Why is vectors A.B expressed in the form of $a_xb_x +a_yb_y +a_zb_z$ in the dot product? I don't know how to put the subscript x and y there....but I hope that you will know what I mean. I understand the other definition of the dot product involving cos...but not this one. How is this way derived? Can someone help me make intuitive sense of this? Why must we add the xyz components?
Another question is why the dot product is a scalar quantity? If I resolve vector $A$ to a vector $B$, shouldn't I get a new magnitude in the direction of vector $B$?
 A: Well, in a general way the dot product is an operation defined between two objects that satisfies some properties (check out this page on wikipedia for example: http://en.wikipedia.org/wiki/Dot_product), for a 3D vector it turns out that if you define the dot product as: 
$$ \mathbf{A} \cdot \mathbf{B} = a_xb_x + a_yb_y + a_zb_z  $$ 
these properties are fullfilled. 
Note that $ a_xb_x + a_yb_y + a_zb_z  $ is ascalar and not a vector anymore, because you are summing up products between scalar quantities (i.e. the components of your vectors).
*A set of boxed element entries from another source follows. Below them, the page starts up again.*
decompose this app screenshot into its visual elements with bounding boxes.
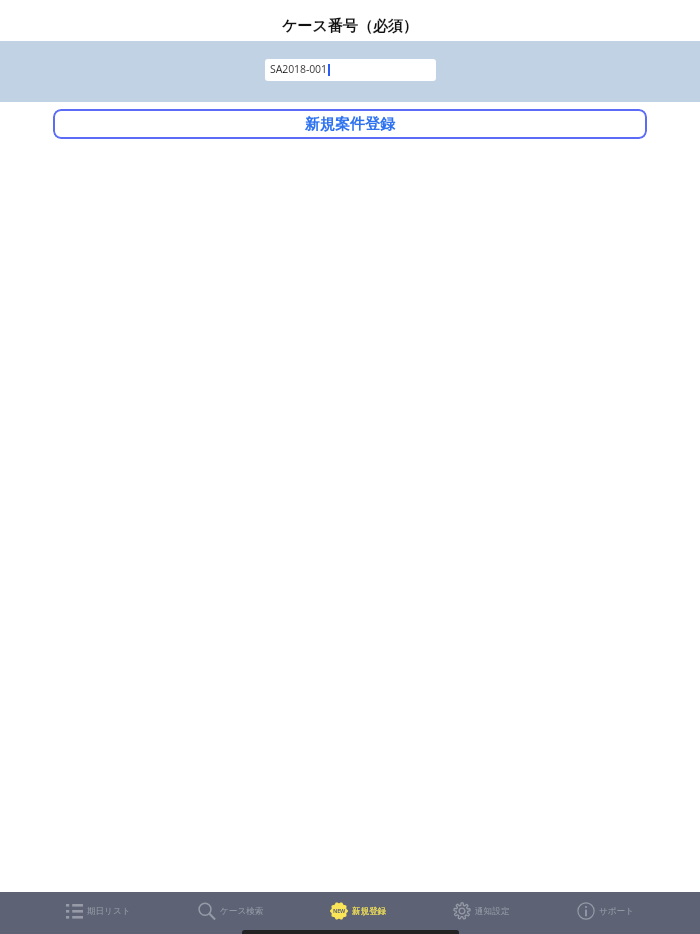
other: Notification settings [453, 902, 471, 920]
staticText: NEW [333, 907, 346, 914]
button[interactable]: 新規案件登録 [53, 109, 647, 139]
other: Support [577, 902, 595, 920]
button[interactable]: New registration [330, 890, 387, 932]
button[interactable]: Notification settings [453, 890, 510, 932]
button[interactable]: Due date list [66, 890, 131, 932]
staticText: SA2018-001 [270, 62, 327, 76]
staticText: サポート [599, 906, 634, 917]
staticText: 通知設定 [475, 906, 510, 917]
button[interactable]: Case search [198, 890, 264, 932]
staticText: ケース番号（必須） [282, 17, 418, 36]
button[interactable]: ケース番号入力 [265, 59, 436, 81]
staticText: 期日リスト [87, 906, 131, 917]
other: Case search [198, 903, 216, 920]
other: Due date list [66, 904, 83, 919]
button[interactable]: Support [577, 890, 634, 932]
staticText: 新規案件登録 [305, 115, 395, 134]
staticText: ケース検索 [220, 906, 264, 917]
staticText: 新規登録 [352, 906, 387, 917]
other: New registration [330, 902, 348, 920]
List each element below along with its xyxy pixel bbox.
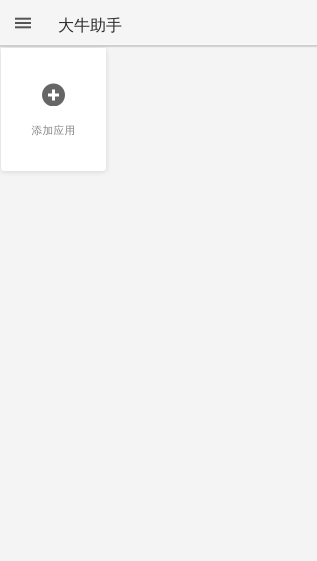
button[interactable]: 添加应用	[1, 48, 106, 171]
button[interactable]: Menu	[0, 0, 58, 44]
staticText: 大牛助手	[58, 16, 122, 35]
staticText: 添加应用	[32, 124, 76, 137]
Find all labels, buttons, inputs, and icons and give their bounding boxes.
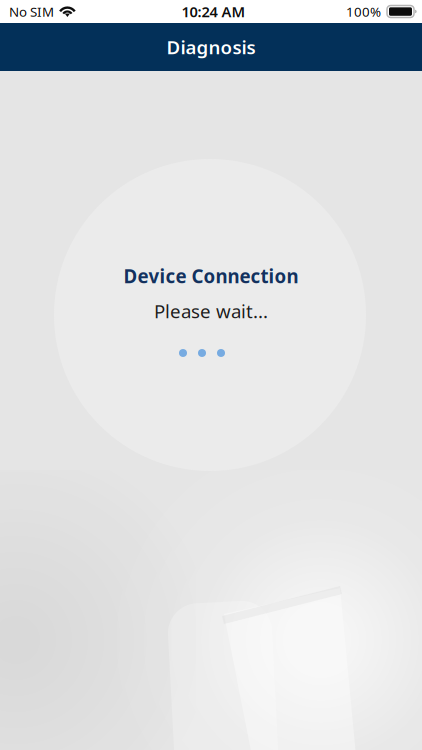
staticText: Diagnosis [166,35,256,59]
staticText: Device Connection [124,264,298,288]
staticText: 100% [346,3,381,20]
staticText: 10:24 AM [182,2,246,21]
staticText: Please wait... [154,299,268,323]
staticText: No SIM [9,3,54,20]
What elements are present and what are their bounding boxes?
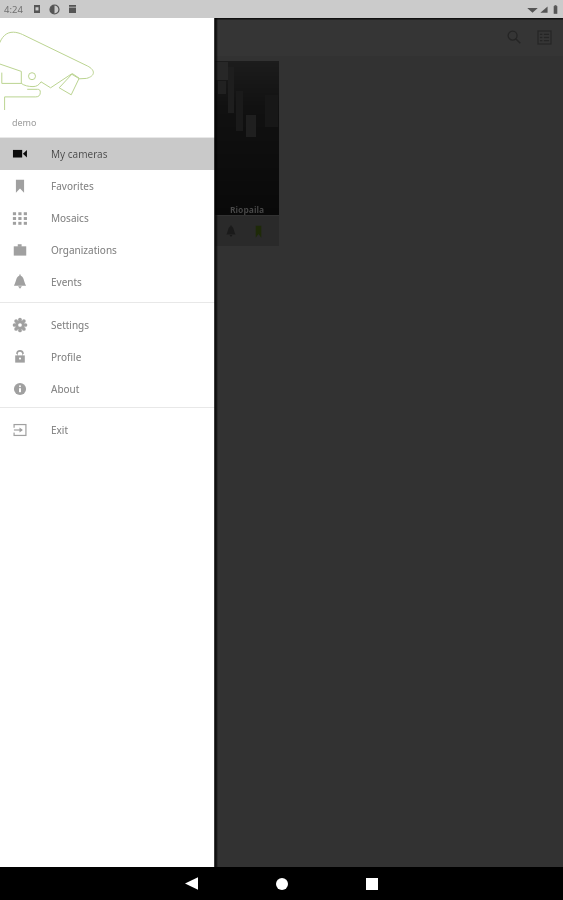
staticText: Mosaics <box>51 211 89 225</box>
staticText: About <box>51 382 80 396</box>
button[interactable]: Exit <box>0 414 215 446</box>
staticText: demo <box>12 116 37 128</box>
staticText: Profile <box>51 350 82 364</box>
staticText: My cameras <box>51 147 108 161</box>
staticText: Settings <box>51 318 90 332</box>
button[interactable]: Settings <box>0 309 215 341</box>
button[interactable]: Favorites <box>0 170 215 202</box>
staticText: 4:24 <box>4 3 23 16</box>
button[interactable]: About <box>0 373 215 405</box>
staticText: Events <box>51 275 82 289</box>
staticText: Favorites <box>51 179 94 193</box>
staticText: Organizations <box>51 243 117 257</box>
staticText: Exit <box>51 423 69 437</box>
button[interactable]: List view <box>526 19 562 55</box>
button[interactable]: Recents <box>351 867 393 900</box>
button[interactable]: Events <box>0 266 215 298</box>
button[interactable]: Riopaila <box>214 61 279 246</box>
button[interactable]: Search <box>496 19 532 55</box>
button[interactable]: Mosaics <box>0 202 215 234</box>
button[interactable]: Back <box>170 867 212 900</box>
button[interactable]: Profile <box>0 341 215 373</box>
button[interactable]: My cameras <box>0 138 215 170</box>
staticText: Riopaila <box>230 204 265 216</box>
button[interactable]: Organizations <box>0 234 215 266</box>
button[interactable]: Home <box>261 867 303 900</box>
Now consider the dot product between the vector $ \mathbf{A}= a_x \mathbf{i} + a_y \mathbf{j} + a_z \mathbf{k} $ and the vector $  \mathbf{i} $, using the formula above, you get: 
$$ \mathbf{A} \cdot \mathbf{i} = a_x = \mid \mathbf{A} \mid cos\theta  $$ 
where $\theta$ is the angle between $  \mathbf{A} $ and $  \mathbf{i} $, i.e. $ \mathbf{A} \cdot \mathbf{i}$ gives you the projection of $ \mathbf{A} $ on $\mathbf{i} $ (try to sketch the vectors in 2D). 
So, in a general way, you have that $ \mathbf{A} \cdot \mathbf{B}  $ gives you the projection of $\mathbf{A} $ on $\mathbf{B}$, i.e $ \mid \mathbf{A} \mid \mid \mathbf{B} \mid cos\theta  $.